New innovations are bringing healthcare directly to the consumer during the pandemic.
While the pandemic is exaggerating issues of disaggregation and lack of coordination in healthcare, it’s simultaneously accelerating new ways of bringing healthcare directly to the consumers. Finding the right ways to bring care to the patient, rather than the patient to the care, will continue to trend as we seek to create interconnectivity within healthcare.
In our last panel, Anna Youngerman (Chief Value Officer at Children’s Minnesota), Mike Cantor (MD, JD at Bright Health), and Aliza Bach (VP of Strategy at Prospero Health) shared how to overcome new barriers in care and the immediate and long-term implications COVID will have on our healthcare system.
It’s impossible to discuss any topic in healthcare today without addressing the impact of COVID.
Everything is impacted by COVID – people, culture, service delivery, and more. Beyond the business, it’s a time of significant impact to humanity, which is imperative for everyone in the industry to keep in mind.
Providers experienced an increased need in palliative services and clinical coordination, particularly for elderly and at-risk individuals. Both groups face issues associated with isolation, which demanded a rapid response to meet their needs and bring care directly to their homes.
COVID uncovered more issues than it caused, but the system will emerge stronger and better due to working on those issues. We will continue to advance positive changes, like bringing care to the patient, and eliminate barriers to necessary care.
INNOVATION IN BRINGING HEALTHCARE TO THE CONSUMERS
The timeline to implement new ideas has shortened drastically during the pandemic.
The pandemic accelerated ideas and forced the healthcare industry to be nimbler. Companies moved from contemplating ideas on a three to five-year planning cycle to implementing weekly.
Pediatrics tends to lag adult system care, and they pushed to stand up innovative models quickly. Children’s Minnesota saw a 4,700% increase in telehealth visits over the span of weeks.
Laying eyes on people at-risk is critical, especially in elderly care. Prospero Health evaluated technology to deploy for elderly patients and launched a partnership with GrandPad, offering custom tablets to meet patient needs.
CMS made changes to telehealth payment regulations, which accelerated changes in telehealth and gave providers more flexibility.
MENTAL HEALTH MATTERS
All of us deal with mental health in some capacity.
While behavioral health needs have spiked during the pandemic, access to care is increasing, as well!
There’s stronger recognition of the need for mental health care integration in primary care. The interconnectivity between mental health support and wellbeing is coming to the forefront.

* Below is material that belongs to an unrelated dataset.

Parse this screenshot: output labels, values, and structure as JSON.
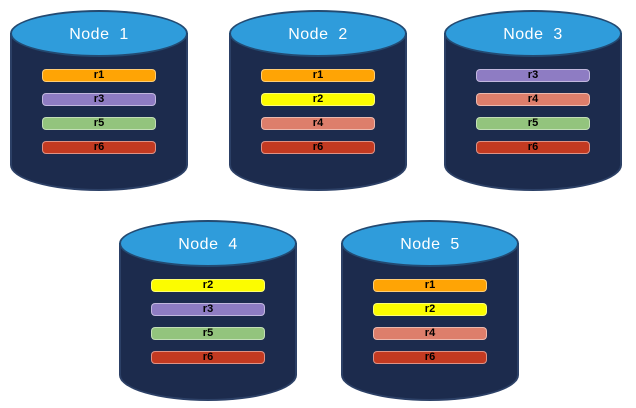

Isolation isn’t good for anyone – including children. We see higher acuity experience in terms of acute mental health crises at young ages.
Telehealth is an excellent platform for mental health concerns– there are fewer no-shows and better access. However, technology isn’t the goal; it’s merely the tool. The goal is to ensure people get what they need in a way they value.
Consumers push back on price.
The cost structure for brick-and-mortar-based care is inherently different if you can push more volume to virtual care. However, the healthcare system needs to make plans in context instead of basing it on an anomalous year.
All consumers are bearing the cost burden now and overpaying for video services. The day is approaching where that will not be tenable, and the industry will analyze and drive down personnel cost.
When consumers visit in-person, there’s revenue from ancillary services. You can’t get labs drawn or have mobile x-rays today, but that will change! There is a greater focus on home-based care. If you save money by shutting down buildings and deploying remotely, you shift the savings to the home infrastructure.
The pandemic is accelerating access to innovative services that bring healthcare directly to the consumer, including telehealth and home-based care. At-risk and elderly patients drive the need for rapid changes to combat issues of isolation associated with pandemic living. While it’s unclear what our reality looks like post-pandemic, we expect many care delivery advancements will stick around and positively change payment structures in the future.